Blackout tattoos: Besides tribal, this is the style people currently imagine when they hear the term blackwork tattoo. In fact, the terms “blackout tattoo” and “blackwork tattoo” are often mistakenly used interchangeably by those who don’t know the difference. This style of tattoo is when an artist uses solid black tattoo ink to cover large areas of the person’s body.
Most often, this is usually done on the arms or legs, however, in recent years, people have completed full bodysuits incorporating full or partial blackout elements.
Geometric tattoos: Like tribal tattooing, this style is influenced by centuries-old cultures and traditions. Namely, Buddhist and Hindu traditions as well as Plato’s philosophy regarding “sacred geometry.” These tattoos consist of mandalas, fractals, and other geometric patterns.

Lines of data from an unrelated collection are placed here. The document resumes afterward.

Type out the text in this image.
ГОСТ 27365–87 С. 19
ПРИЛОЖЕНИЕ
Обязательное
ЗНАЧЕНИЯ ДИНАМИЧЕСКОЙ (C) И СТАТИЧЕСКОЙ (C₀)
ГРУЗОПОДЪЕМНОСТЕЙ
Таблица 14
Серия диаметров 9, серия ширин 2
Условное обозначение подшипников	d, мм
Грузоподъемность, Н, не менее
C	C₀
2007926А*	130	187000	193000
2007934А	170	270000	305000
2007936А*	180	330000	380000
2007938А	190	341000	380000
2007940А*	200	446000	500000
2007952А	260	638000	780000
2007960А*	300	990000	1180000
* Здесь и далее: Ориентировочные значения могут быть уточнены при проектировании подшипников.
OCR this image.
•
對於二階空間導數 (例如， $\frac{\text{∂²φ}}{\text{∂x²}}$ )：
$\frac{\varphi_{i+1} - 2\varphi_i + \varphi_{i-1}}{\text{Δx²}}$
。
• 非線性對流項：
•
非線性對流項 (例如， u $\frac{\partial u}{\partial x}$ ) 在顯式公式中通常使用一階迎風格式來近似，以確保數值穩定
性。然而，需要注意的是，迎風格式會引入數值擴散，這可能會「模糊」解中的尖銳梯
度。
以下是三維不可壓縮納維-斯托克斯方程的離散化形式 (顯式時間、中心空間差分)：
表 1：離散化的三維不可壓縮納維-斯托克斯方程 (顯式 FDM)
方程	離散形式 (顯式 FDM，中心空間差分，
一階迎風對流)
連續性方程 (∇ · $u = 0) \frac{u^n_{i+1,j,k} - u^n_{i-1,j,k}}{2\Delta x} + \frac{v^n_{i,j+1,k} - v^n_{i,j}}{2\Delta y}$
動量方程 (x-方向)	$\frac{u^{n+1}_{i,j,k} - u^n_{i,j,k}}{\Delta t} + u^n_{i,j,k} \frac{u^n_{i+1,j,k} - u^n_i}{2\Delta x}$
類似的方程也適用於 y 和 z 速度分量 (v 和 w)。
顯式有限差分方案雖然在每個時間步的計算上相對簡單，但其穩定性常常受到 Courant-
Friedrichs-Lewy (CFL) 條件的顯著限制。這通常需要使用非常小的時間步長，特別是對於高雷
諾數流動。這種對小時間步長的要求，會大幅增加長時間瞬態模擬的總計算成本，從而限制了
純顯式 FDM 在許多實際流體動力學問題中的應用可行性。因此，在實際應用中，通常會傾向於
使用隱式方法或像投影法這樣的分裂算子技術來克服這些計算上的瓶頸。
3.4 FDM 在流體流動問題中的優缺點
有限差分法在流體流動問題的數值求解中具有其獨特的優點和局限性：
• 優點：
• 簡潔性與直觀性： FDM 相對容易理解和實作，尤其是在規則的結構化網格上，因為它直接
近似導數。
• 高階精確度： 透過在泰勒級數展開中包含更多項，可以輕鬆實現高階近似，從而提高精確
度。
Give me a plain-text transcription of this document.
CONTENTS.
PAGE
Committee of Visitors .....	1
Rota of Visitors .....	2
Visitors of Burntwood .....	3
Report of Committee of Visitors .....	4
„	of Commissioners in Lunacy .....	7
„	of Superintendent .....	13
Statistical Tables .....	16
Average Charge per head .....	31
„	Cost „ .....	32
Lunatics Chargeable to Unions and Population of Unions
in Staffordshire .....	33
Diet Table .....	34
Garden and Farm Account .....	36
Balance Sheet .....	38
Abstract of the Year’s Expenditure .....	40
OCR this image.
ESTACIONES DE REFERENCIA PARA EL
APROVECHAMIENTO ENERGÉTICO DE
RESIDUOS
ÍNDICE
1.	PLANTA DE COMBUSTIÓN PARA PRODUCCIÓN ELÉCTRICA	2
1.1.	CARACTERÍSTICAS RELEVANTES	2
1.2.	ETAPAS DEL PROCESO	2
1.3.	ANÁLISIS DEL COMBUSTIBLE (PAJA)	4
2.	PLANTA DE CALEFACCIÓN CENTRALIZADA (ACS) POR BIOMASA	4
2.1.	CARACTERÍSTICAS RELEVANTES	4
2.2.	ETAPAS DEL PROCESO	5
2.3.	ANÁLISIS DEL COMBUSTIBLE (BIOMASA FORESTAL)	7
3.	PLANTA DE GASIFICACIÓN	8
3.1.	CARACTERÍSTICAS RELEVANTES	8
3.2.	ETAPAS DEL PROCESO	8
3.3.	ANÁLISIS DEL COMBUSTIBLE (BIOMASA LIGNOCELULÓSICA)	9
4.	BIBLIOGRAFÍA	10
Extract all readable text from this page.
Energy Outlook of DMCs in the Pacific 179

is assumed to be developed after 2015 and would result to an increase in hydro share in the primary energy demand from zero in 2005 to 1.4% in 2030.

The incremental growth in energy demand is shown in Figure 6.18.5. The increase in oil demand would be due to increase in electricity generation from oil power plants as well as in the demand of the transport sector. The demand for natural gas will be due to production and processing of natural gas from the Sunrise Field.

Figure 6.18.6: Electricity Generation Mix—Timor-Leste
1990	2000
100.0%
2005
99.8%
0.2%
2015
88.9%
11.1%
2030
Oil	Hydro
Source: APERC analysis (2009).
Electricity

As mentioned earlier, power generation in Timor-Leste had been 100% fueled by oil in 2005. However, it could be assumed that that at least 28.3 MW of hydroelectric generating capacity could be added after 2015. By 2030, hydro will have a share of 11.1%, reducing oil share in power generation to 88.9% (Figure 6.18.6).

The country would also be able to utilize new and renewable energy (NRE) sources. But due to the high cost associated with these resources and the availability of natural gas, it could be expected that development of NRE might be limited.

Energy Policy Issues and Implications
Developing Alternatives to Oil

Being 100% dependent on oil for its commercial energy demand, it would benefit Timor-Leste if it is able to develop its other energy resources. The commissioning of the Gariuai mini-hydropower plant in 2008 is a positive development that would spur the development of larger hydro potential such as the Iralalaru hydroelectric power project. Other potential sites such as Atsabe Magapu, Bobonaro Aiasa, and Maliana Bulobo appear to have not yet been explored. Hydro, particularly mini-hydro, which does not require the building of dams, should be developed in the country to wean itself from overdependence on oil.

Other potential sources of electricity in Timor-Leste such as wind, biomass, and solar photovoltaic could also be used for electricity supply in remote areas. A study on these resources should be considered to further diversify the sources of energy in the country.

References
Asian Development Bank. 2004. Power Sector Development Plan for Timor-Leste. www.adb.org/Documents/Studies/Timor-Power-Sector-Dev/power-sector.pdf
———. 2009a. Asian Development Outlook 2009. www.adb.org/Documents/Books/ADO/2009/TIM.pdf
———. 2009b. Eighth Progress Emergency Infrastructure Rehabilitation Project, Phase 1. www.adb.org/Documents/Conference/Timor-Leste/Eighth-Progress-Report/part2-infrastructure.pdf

Ornamental tattoos: This style of blackwork tattoo is similar to a geometrical tattoo. However, the shapes in ornamental tattoos have more curves and intricate patterns. Popular for women because of their feminine elements, they sometimes resemble henna tattoos or lace.
Dark art tattoos: Dark art tattoos usually portray themes of the supernatural, surreal, macabre, and enigmatic. They are a representation of the dark energy that surrounds us. This style is more illustrative and often depicts scenes and characters. While dark art tattoos are often done in black and gray, there are quite a few examples of it done with just black tattoo ink. Examples of blackwork dark art tattoos use dot work and other techniques to achieve depth and dimensions.
Lettering tattoos: While many lettering tattoos include shading and colors, lettering tattoos that are done with only black tattoo ink are considered blackwork tattoos.
Quantum Has the Best Supplies and Black Tattoo Ink for Blackwork Tattoos
Solid blackwork, especially when done over large areas requires a significant amount of fill-in work. For blackout tattoos, it is more crucial than with any other tattoo type to use only high-quality tattoo needle cartridges and ink. Pack too deeply, and you risk a blowout. Going over the area too many times can cause excessive tissue breakdown, bleeding, and infection. On the other hand, if the ink is not pigmented enough or packed well, your client could end up with lighter spots, premature fading, or an overall uneven appearance. These issues will be made more noticeable because of the larger areas of solid black tattoo ink.
Fortunately, Quantum has you covered if you want to create safe, outstanding, and long-lasting blackwork tattoos. These are our top recommended products for blackwork tattoos:
Assphalt: Assphalt is the original black tattoo ink that we became known for! With a 70% pigment concentration of both jet black and carbon black pigments, it is ideal for fill-in and solid blackwork. Plus, it will not fade to blue.
Bitchin Black: Bitchin Black is our most versatile black tattoo ink. It is made with a combination of carbon black pigment, jet black pigment, and extreme jet black pigment in an 80% pigment concentration. It is a little thinner than other solid black tattoo inks, so it also works great for outlining. Like Aassphalt, this black tattoo ink will not fade to blue.
Magnum Cartridges: Our magnum cartridges are the perfect solution for fill-in and solid blackwork. Choosing the largest mag possible for your design will get you the most even coverage without having to go over the area as many times. This helps prevent tissue breakdown issues that can occur from overworking the area while giving you consistent coverage.
Blackwork tattoos can be both a nod to ancient tattoo traditions and a modern and bold form of self-expression. With the right style, technique, and tools, you have the foundation you need to create exceptional and striking blackwork tattoos.